I think with better prompting on my end, as I have good experience with Gemini, this will be awesome. You probably could tweak a lot on your end as well, don't let it get stuck in cycles.
Hi. It is unclear from the README whether the free limits apply also when there's an API key found in the environment - not explicitly set for this tool - and there is no login requirement.
Is there a reason all workspace accounts need a project ID? We pay for gemini pro for our workspace accounts but we don't use GCP or have a project ID otherwise.
The reason is that billing is separate, via the paid tier of the API. Just a few minutes ago, I was able to test Gemini CLI using a Workspace account after setting up a project in the free tier of the API. However, that seems to have been a bug on their end, because I now get 403 errors (Forbidden) with that configuration. The remaining options are either to set up billing for the API or use a non-Workspace Google account.

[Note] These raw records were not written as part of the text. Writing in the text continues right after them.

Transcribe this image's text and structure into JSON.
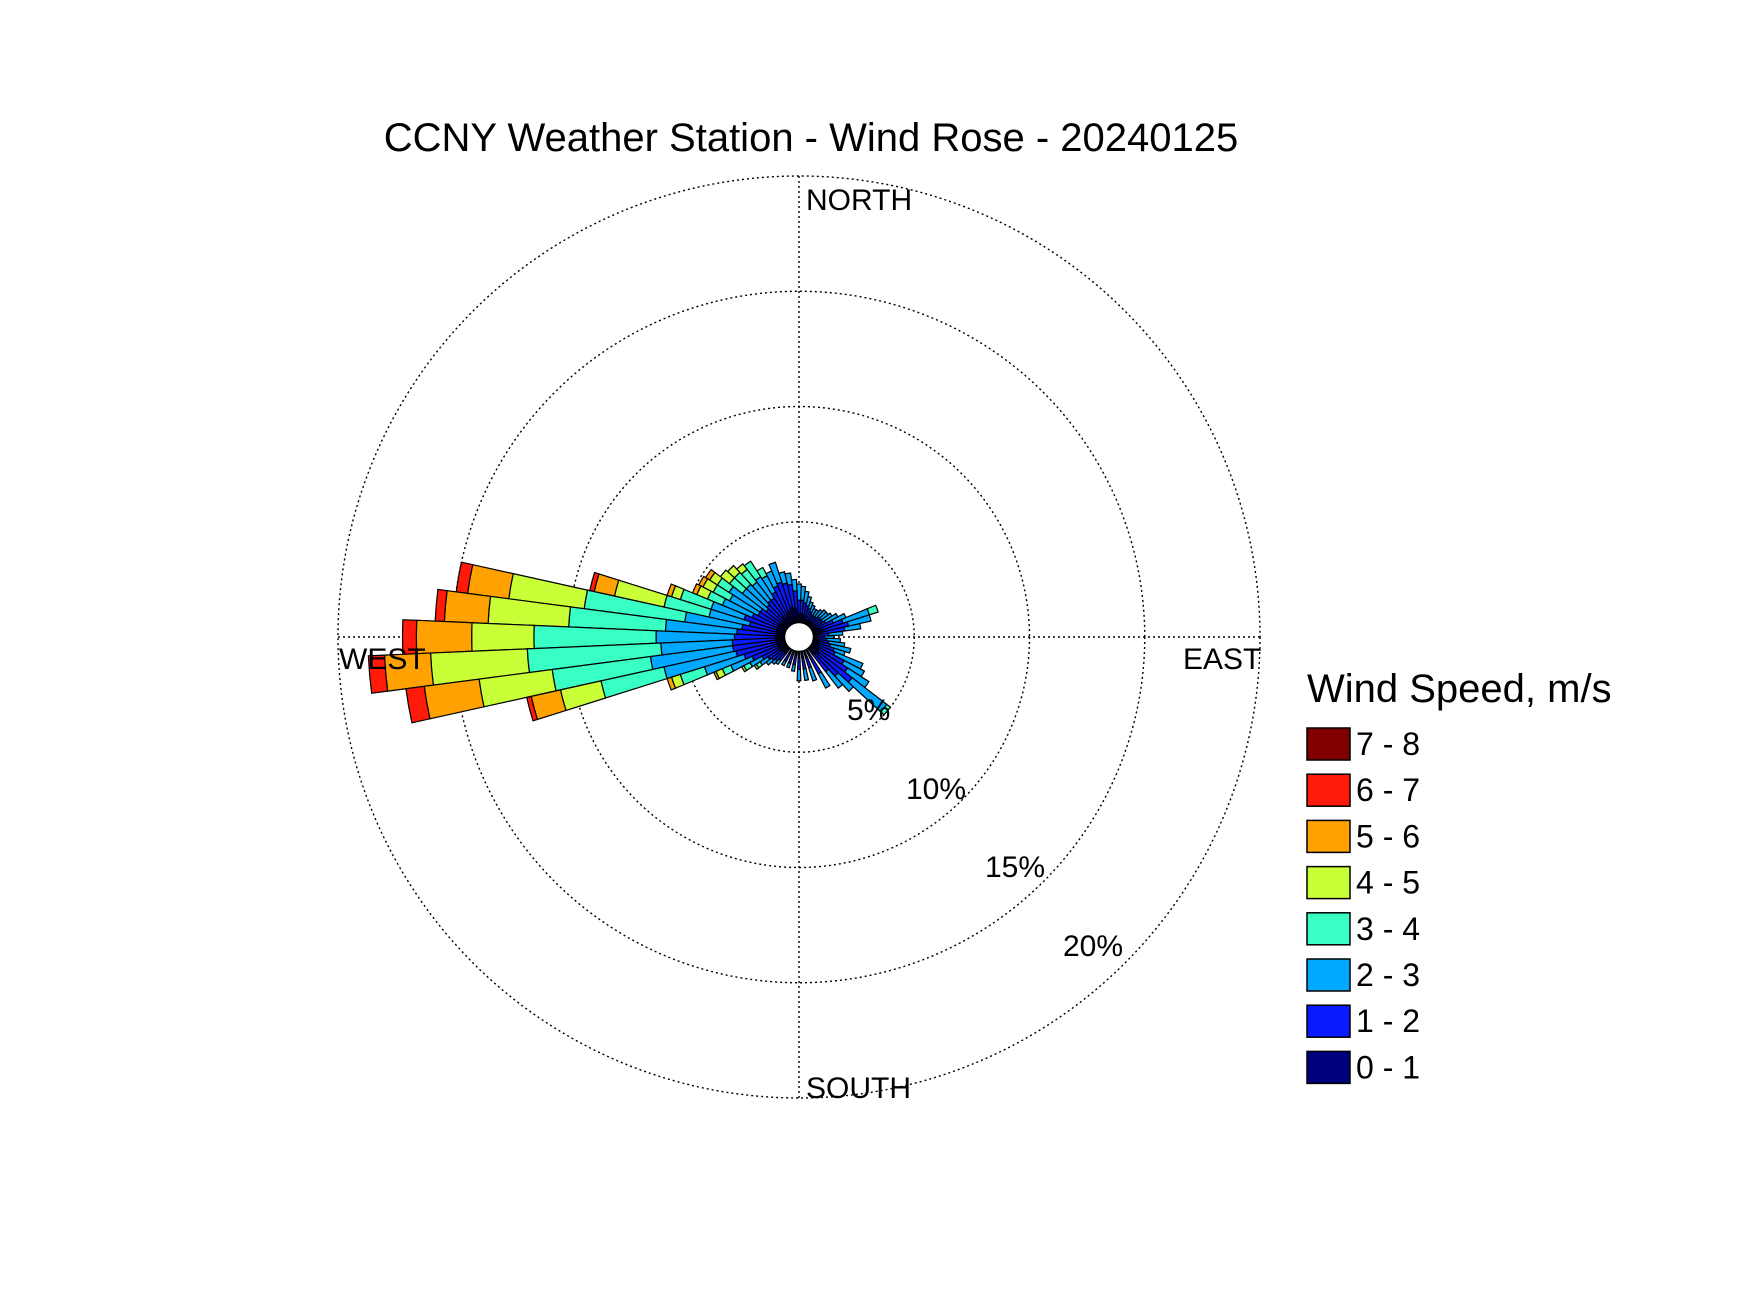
{
  "chart_data": {
    "type": "wind-rose",
    "title": "CCNY Weather Station - Wind Rose - 20240125",
    "direction_labels": {
      "north": "NORTH",
      "east": "EAST",
      "south": "SOUTH",
      "west": "WEST"
    },
    "radial_ticks": [
      {
        "value": 5,
        "label": "5%"
      },
      {
        "value": 10,
        "label": "10%"
      },
      {
        "value": 15,
        "label": "15%"
      },
      {
        "value": 20,
        "label": "20%"
      }
    ],
    "radial_max": 20,
    "units": "percent of observations",
    "grid": true,
    "legend": {
      "title": "Wind Speed, m/s",
      "placement": "right",
      "bins": [
        {
          "label": "7 - 8",
          "color": "#800000"
        },
        {
          "label": "6 - 7",
          "color": "#FF1A0A"
        },
        {
          "label": "5 - 6",
          "color": "#FFA100"
        },
        {
          "label": "4 - 5",
          "color": "#C8FF37"
        },
        {
          "label": "3 - 4",
          "color": "#38FFC4"
        },
        {
          "label": "2 - 3",
          "color": "#00A8FF"
        },
        {
          "label": "1 - 2",
          "color": "#0A1AFF"
        },
        {
          "label": "0 - 1",
          "color": "#00007F"
        }
      ]
    },
    "bin_order": [
      "0 - 1",
      "1 - 2",
      "2 - 3",
      "3 - 4",
      "4 - 5",
      "5 - 6",
      "6 - 7",
      "7 - 8"
    ],
    "sector_width_deg": 5,
    "calm_radius_percent": 0.5,
    "sectors": [
      {
        "direction": 110,
        "cumulative": [
          0.9,
          1.6,
          2.1
        ]
      },
      {
        "direction": 115,
        "cumulative": [
          0.9,
          1.7,
          3.0
        ]
      },
      {
        "direction": 120,
        "cumulative": [
          1.0,
          2.2,
          3.2
        ]
      },
      {
        "direction": 125,
        "cumulative": [
          1.0,
          2.5,
          3.6
        ]
      },
      {
        "direction": 130,
        "cumulative": [
          1.1,
          2.9,
          4.8,
          5.0
        ]
      },
      {
        "direction": 135,
        "cumulative": [
          1.0,
          2.3,
          3.2
        ]
      },
      {
        "direction": 100,
        "cumulative": [
          0.9,
          1.3,
          2.0
        ]
      },
      {
        "direction": 105,
        "cumulative": [
          0.9,
          1.4,
          2.3
        ]
      },
      {
        "direction": 95,
        "cumulative": [
          0.8,
          1.2,
          1.8
        ]
      },
      {
        "direction": 90,
        "cumulative": [
          0.7,
          1.1,
          1.5
        ]
      },
      {
        "direction": 85,
        "cumulative": [
          0.8,
          1.3,
          1.9
        ]
      },
      {
        "direction": 80,
        "cumulative": [
          1.0,
          2.0,
          2.7
        ]
      },
      {
        "direction": 75,
        "cumulative": [
          1.1,
          2.2,
          3.2
        ]
      },
      {
        "direction": 70,
        "cumulative": [
          1.0,
          2.0,
          3.2,
          3.6
        ]
      },
      {
        "direction": 65,
        "cumulative": [
          0.9,
          1.6,
          2.2
        ]
      },
      {
        "direction": 60,
        "cumulative": [
          0.8,
          1.3,
          1.9
        ]
      },
      {
        "direction": 55,
        "cumulative": [
          0.8,
          1.2,
          1.7
        ]
      },
      {
        "direction": 50,
        "cumulative": [
          0.8,
          1.2,
          1.6
        ]
      },
      {
        "direction": 45,
        "cumulative": [
          0.8,
          1.2,
          1.6
        ]
      },
      {
        "direction": 40,
        "cumulative": [
          0.8,
          1.1,
          1.5
        ]
      },
      {
        "direction": 35,
        "cumulative": [
          0.8,
          1.1,
          1.4
        ]
      },
      {
        "direction": 30,
        "cumulative": [
          0.8,
          1.1,
          1.4
        ]
      },
      {
        "direction": 25,
        "cumulative": [
          0.8,
          1.2,
          1.5
        ]
      },
      {
        "direction": 20,
        "cumulative": [
          0.8,
          1.3,
          1.6
        ]
      },
      {
        "direction": 15,
        "cumulative": [
          0.9,
          1.4,
          1.8
        ]
      },
      {
        "direction": 10,
        "cumulative": [
          1.0,
          1.5,
          2.0
        ]
      },
      {
        "direction": 5,
        "cumulative": [
          1.0,
          1.6,
          2.2
        ]
      },
      {
        "direction": 0,
        "cumulative": [
          1.0,
          1.6,
          2.3
        ]
      },
      {
        "direction": 355,
        "cumulative": [
          1.2,
          2.0,
          2.5
        ]
      },
      {
        "direction": 350,
        "cumulative": [
          1.3,
          2.3,
          2.8
        ]
      },
      {
        "direction": 345,
        "cumulative": [
          1.3,
          2.4,
          2.9
        ]
      },
      {
        "direction": 340,
        "cumulative": [
          1.2,
          2.5,
          3.4
        ]
      },
      {
        "direction": 335,
        "cumulative": [
          1.2,
          2.4,
          3.1
        ]
      },
      {
        "direction": 330,
        "cumulative": [
          1.1,
          2.2,
          3.0,
          3.4
        ]
      },
      {
        "direction": 325,
        "cumulative": [
          1.0,
          2.0,
          3.1,
          3.9
        ]
      },
      {
        "direction": 320,
        "cumulative": [
          1.1,
          2.0,
          3.0,
          3.7,
          4.0
        ]
      },
      {
        "direction": 315,
        "cumulative": [
          1.0,
          1.9,
          3.1,
          3.8,
          4.2
        ]
      },
      {
        "direction": 310,
        "cumulative": [
          0.9,
          1.8,
          3.1,
          3.8,
          4.3
        ]
      },
      {
        "direction": 305,
        "cumulative": [
          1.0,
          2.0,
          3.6,
          4.2,
          4.6,
          4.8
        ]
      },
      {
        "direction": 300,
        "cumulative": [
          1.0,
          2.0,
          3.4,
          4.2,
          4.7,
          4.9
        ]
      },
      {
        "direction": 295,
        "cumulative": [
          1.0,
          2.2,
          3.6,
          4.3,
          4.8,
          5.0
        ]
      },
      {
        "direction": 290,
        "cumulative": [
          1.0,
          2.5,
          4.0,
          5.4,
          5.8,
          6.0
        ]
      },
      {
        "direction": 285,
        "cumulative": [
          1.0,
          2.2,
          4.0,
          6.0,
          8.2,
          9.1,
          9.3
        ]
      },
      {
        "direction": 280,
        "cumulative": [
          1.0,
          2.5,
          5.0,
          9.4,
          12.7,
          14.5,
          15.0
        ]
      },
      {
        "direction": 275,
        "cumulative": [
          1.0,
          2.7,
          5.8,
          10.0,
          13.5,
          15.4,
          15.8
        ]
      },
      {
        "direction": 270,
        "cumulative": [
          1.0,
          2.8,
          6.2,
          11.5,
          14.2,
          16.6,
          17.2
        ]
      },
      {
        "direction": 265,
        "cumulative": [
          1.0,
          2.9,
          6.0,
          11.8,
          16.0,
          18.0,
          18.7
        ]
      },
      {
        "direction": 260,
        "cumulative": [
          1.0,
          2.9,
          6.5,
          10.8,
          14.0,
          16.4,
          17.2
        ]
      },
      {
        "direction": 255,
        "cumulative": [
          1.0,
          2.8,
          6.0,
          8.8,
          10.6,
          11.9,
          12.1
        ]
      },
      {
        "direction": 250,
        "cumulative": [
          1.0,
          2.5,
          4.3,
          5.4,
          5.8,
          6.0
        ]
      },
      {
        "direction": 245,
        "cumulative": [
          1.0,
          2.2,
          3.2,
          3.6,
          3.9,
          4.0
        ]
      },
      {
        "direction": 240,
        "cumulative": [
          1.0,
          1.8,
          2.4,
          2.7,
          2.8
        ]
      },
      {
        "direction": 235,
        "cumulative": [
          1.0,
          1.6,
          2.0,
          2.2,
          2.3
        ]
      },
      {
        "direction": 230,
        "cumulative": [
          0.9,
          1.5,
          1.8
        ]
      },
      {
        "direction": 225,
        "cumulative": [
          0.9,
          1.4,
          1.6
        ]
      },
      {
        "direction": 220,
        "cumulative": [
          0.9,
          1.3,
          1.5
        ]
      },
      {
        "direction": 210,
        "cumulative": [
          0.8,
          1.2,
          1.4
        ]
      },
      {
        "direction": 200,
        "cumulative": [
          0.8,
          1.2,
          1.4
        ]
      },
      {
        "direction": 190,
        "cumulative": [
          0.8,
          1.2,
          1.5
        ]
      },
      {
        "direction": 180,
        "cumulative": [
          0.9,
          1.4,
          1.9
        ]
      },
      {
        "direction": 170,
        "cumulative": [
          0.9,
          1.4,
          1.9
        ]
      },
      {
        "direction": 160,
        "cumulative": [
          0.9,
          1.4,
          2.0
        ]
      },
      {
        "direction": 150,
        "cumulative": [
          1.0,
          1.8,
          2.5
        ]
      },
      {
        "direction": 140,
        "cumulative": [
          1.0,
          1.9,
          2.8
        ]
      }
    ]
  }
}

Please, for the love of God, stop your models always answering with essays or littering code with tutorial style comments. Almost every task devolves into "now get rid of the comments". It seems impossible to prevent this.
And thinking is stupid. "Show me how to generate a random number in python"... 15s later you get an answer.

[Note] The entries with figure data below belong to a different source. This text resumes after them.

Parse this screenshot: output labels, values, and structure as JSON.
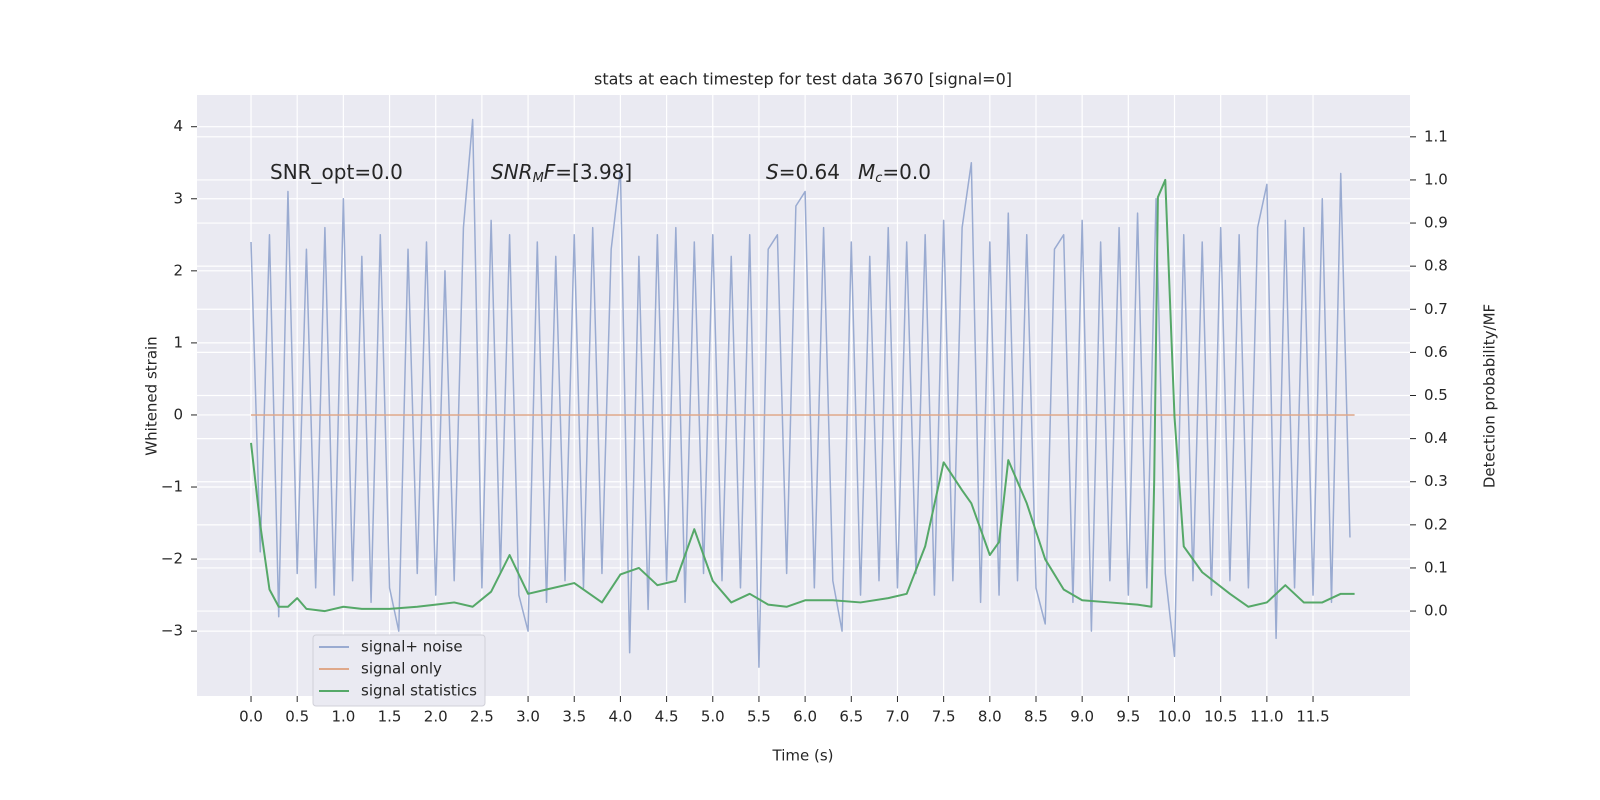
{
  "chart_data": {
    "type": "line",
    "title": "stats at each timestep for test data 3670 [signal=0]",
    "xlabel": "Time (s)",
    "ylabel": "Whitened strain",
    "y2label": "Detection probability/MF",
    "grid": true,
    "legend": "lower left",
    "xlim": [
      -0.585,
      12.55
    ],
    "ylim": [
      -3.9,
      4.44
    ],
    "y2lim": [
      -0.197,
      1.197
    ],
    "xticks": [
      {
        "value": 0,
        "label": "0.0"
      },
      0.5,
      {
        "value": 1,
        "label": "1.0"
      },
      1.5,
      {
        "value": 2,
        "label": "2.0"
      },
      2.5,
      {
        "value": 3,
        "label": "3.0"
      },
      3.5,
      {
        "value": 4,
        "label": "4.0"
      },
      4.5,
      {
        "value": 5,
        "label": "5.0"
      },
      5.5,
      {
        "value": 6,
        "label": "6.0"
      },
      6.5,
      {
        "value": 7,
        "label": "7.0"
      },
      7.5,
      {
        "value": 8,
        "label": "8.0"
      },
      8.5,
      {
        "value": 9,
        "label": "9.0"
      },
      9.5,
      {
        "value": 10,
        "label": "10.0"
      },
      10.5,
      {
        "value": 11,
        "label": "11.0"
      },
      11.5
    ],
    "yticks": [
      {
        "value": -3,
        "label": "−3"
      },
      {
        "value": -2,
        "label": "−2"
      },
      {
        "value": -1,
        "label": "−1"
      },
      0,
      1,
      2,
      3,
      4
    ],
    "y2ticks": [
      {
        "value": 0,
        "label": "0.0"
      },
      0.1,
      0.2,
      0.3,
      0.4,
      0.5,
      0.6,
      0.7,
      0.8,
      0.9,
      {
        "value": 1,
        "label": "1.0"
      },
      1.1
    ],
    "annotations": [
      {
        "parts": [
          {
            "text": "SNR_opt=0.0",
            "style": "normal"
          }
        ]
      },
      {
        "parts": [
          {
            "text": "SNR",
            "style": "italic"
          },
          {
            "text": "M",
            "style": "sub"
          },
          {
            "text": "F",
            "style": "italic"
          },
          {
            "text": "=[3.98]",
            "style": "normal"
          }
        ]
      },
      {
        "parts": [
          {
            "text": "S",
            "style": "italic"
          },
          {
            "text": "=0.64",
            "style": "normal"
          }
        ]
      },
      {
        "parts": [
          {
            "text": "M",
            "style": "italic"
          },
          {
            "text": "c",
            "style": "sub"
          },
          {
            "text": "=0.0",
            "style": "normal"
          }
        ]
      }
    ],
    "series": [
      {
        "name": "signal+ noise",
        "color": "#9aabd1",
        "x": [
          0,
          0.1,
          0.2,
          0.3,
          0.4,
          0.5,
          0.6,
          0.7,
          0.8,
          0.9,
          1,
          1.1,
          1.2,
          1.3,
          1.4,
          1.5,
          1.6,
          1.7,
          1.8,
          1.9,
          2,
          2.1,
          2.2,
          2.3,
          2.4,
          2.5,
          2.6,
          2.7,
          2.8,
          2.9,
          3,
          3.1,
          3.2,
          3.3,
          3.4,
          3.5,
          3.6,
          3.7,
          3.8,
          3.9,
          4,
          4.1,
          4.2,
          4.3,
          4.4,
          4.5,
          4.6,
          4.7,
          4.8,
          4.9,
          5,
          5.1,
          5.2,
          5.3,
          5.4,
          5.5,
          5.6,
          5.7,
          5.8,
          5.9,
          6,
          6.1,
          6.2,
          6.3,
          6.4,
          6.5,
          6.6,
          6.7,
          6.8,
          6.9,
          7,
          7.1,
          7.2,
          7.3,
          7.4,
          7.5,
          7.6,
          7.7,
          7.8,
          7.9,
          8,
          8.1,
          8.2,
          8.3,
          8.4,
          8.5,
          8.6,
          8.7,
          8.8,
          8.9,
          9,
          9.1,
          9.2,
          9.3,
          9.4,
          9.5,
          9.6,
          9.7,
          9.8,
          9.9,
          10,
          10.1,
          10.2,
          10.3,
          10.4,
          10.5,
          10.6,
          10.7,
          10.8,
          10.9,
          11,
          11.1,
          11.2,
          11.3,
          11.4,
          11.5,
          11.6,
          11.7,
          11.8,
          11.9
        ],
        "values": [
          2.4,
          -1.9,
          2.5,
          -2.8,
          3.1,
          -2.2,
          2.3,
          -2.4,
          2.6,
          -2.5,
          3.0,
          -2.3,
          2.2,
          -2.6,
          2.5,
          -2.4,
          -3.0,
          2.3,
          -2.2,
          2.4,
          -2.5,
          2.0,
          -2.3,
          2.6,
          4.1,
          -2.4,
          2.7,
          -2.2,
          2.5,
          -2.5,
          -3.0,
          2.4,
          -2.6,
          2.2,
          -2.3,
          2.5,
          -2.4,
          2.6,
          -2.2,
          2.3,
          3.4,
          -3.3,
          2.2,
          -2.7,
          2.5,
          -2.3,
          2.6,
          -2.6,
          2.4,
          -2.2,
          2.5,
          -2.3,
          2.2,
          -2.4,
          2.5,
          -3.5,
          2.3,
          2.5,
          -2.2,
          2.9,
          3.1,
          -2.4,
          2.6,
          -2.3,
          -3.0,
          2.4,
          -2.5,
          2.2,
          -2.3,
          2.6,
          -2.4,
          2.4,
          -2.2,
          2.5,
          -2.5,
          2.7,
          -2.3,
          2.6,
          3.5,
          -2.6,
          2.4,
          -2.5,
          2.8,
          -2.3,
          2.5,
          -2.4,
          -2.9,
          2.3,
          2.5,
          -2.6,
          2.7,
          -3.0,
          2.4,
          -2.3,
          2.6,
          -2.5,
          2.8,
          -2.4,
          3.0,
          -2.2,
          -3.35,
          2.5,
          -2.3,
          2.4,
          -2.5,
          2.6,
          -2.3,
          2.5,
          -2.4,
          2.6,
          3.2,
          -3.1,
          2.7,
          -2.4,
          2.6,
          -2.5,
          3.0,
          -2.6,
          3.35,
          -1.7
        ]
      },
      {
        "name": "signal only",
        "color": "#dfa88a",
        "x": [
          0,
          11.95
        ],
        "values": [
          0,
          0
        ]
      },
      {
        "name": "signal statistics",
        "color": "#55a868",
        "axis": "y2",
        "x": [
          0,
          0.1,
          0.2,
          0.3,
          0.4,
          0.5,
          0.6,
          0.8,
          1.0,
          1.2,
          1.5,
          1.8,
          2.0,
          2.2,
          2.4,
          2.6,
          2.8,
          3.0,
          3.2,
          3.5,
          3.8,
          4.0,
          4.2,
          4.4,
          4.6,
          4.8,
          5.0,
          5.2,
          5.4,
          5.6,
          5.8,
          6.0,
          6.3,
          6.6,
          6.9,
          7.1,
          7.3,
          7.5,
          7.7,
          7.8,
          8.0,
          8.1,
          8.2,
          8.4,
          8.6,
          8.8,
          9.0,
          9.3,
          9.6,
          9.75,
          9.78,
          9.82,
          9.9,
          10.0,
          10.1,
          10.3,
          10.6,
          10.8,
          11.0,
          11.2,
          11.4,
          11.6,
          11.8,
          11.95
        ],
        "values": [
          0.39,
          0.2,
          0.05,
          0.01,
          0.01,
          0.03,
          0.005,
          0.0,
          0.01,
          0.005,
          0.005,
          0.01,
          0.015,
          0.02,
          0.01,
          0.045,
          0.13,
          0.04,
          0.05,
          0.065,
          0.02,
          0.085,
          0.1,
          0.06,
          0.07,
          0.19,
          0.07,
          0.02,
          0.04,
          0.015,
          0.01,
          0.025,
          0.025,
          0.02,
          0.03,
          0.04,
          0.15,
          0.345,
          0.28,
          0.25,
          0.13,
          0.16,
          0.35,
          0.25,
          0.12,
          0.05,
          0.025,
          0.02,
          0.015,
          0.01,
          0.3,
          0.96,
          1.0,
          0.45,
          0.15,
          0.09,
          0.04,
          0.01,
          0.02,
          0.06,
          0.02,
          0.02,
          0.04,
          0.04
        ]
      }
    ]
  }
}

Take some time to understand how the technology works, and how you can configure it yourself when it comes to thinking budget. None of these problems sound familiar to me as a frequent user of LLMs.
No. We're not talking a few useful comments, but verbosity where typically the number of comments exceeds the actual code written. It must think we're all stupid or it's documenting a tutorial. Telling it not to has no effect.
Maybe you hit a specific use case where the LLM part turns into its roots?
I had a somehos similar problem with Claude 3.7, where I had a class named "Workflow" and it got nuts, producing code/comments I didn't ask for, all related to some "workflow" that it tried to replicate and not my code, it was strange.
We started using Gemini CLI to build itself after about week two. If I had to guess, I'd say better than 80% of the code was written with Gemini CLI. Honestly, once we started using the CLI, we started experimenting a lot more and building waaaaay faster.
Is there a way to instantly, quickly prompt it in the terminal, without loading the full UI? Just to get a short response without filling the terminal page.
like to just get a short response - for simple things like "what's a nm and grep command to find this symbol in these 3 folders". I use gemini alot for this type of thing already
Both allow you to switch between models, send short prompts from a CLI, optionally attach some context. I prefer mods because it's an easier install and I never need to worry about Python envs and other insanity.
If you uv install llm
Then grab my shelllm scripts github.com/irthomasthomas/shelllm and source them in your terminal then you can use premade prompt functions like shelp "what's a nm and grep command to find this symbol in these 3 folders" -m gemini-pro
There's also wrappers that place the command directly in your terminal prompt if you run shelp-c
Hey the interface on YouTube loads super slowly for me. The change appeared a few months ago. I'm not talking about the video streams, but the ajax loading of the UI. Whether it's opening a new youtube tab or navigating between videos within youtube, it takes forever. Chrome/Safari -> same deal, 30 seconds delays is what I observe. My macbook pro is 10 years old, the problem doesn't appear on more recent hardware, but still youtube shouldn't be the slowest website to load on my machine. I can load spotify.com just fine in about 5 seconds.
Appreciate all the takes so far, the team is reading this thread for feedback. Feel free to pile on with bugs or feature requests we'll all be reading.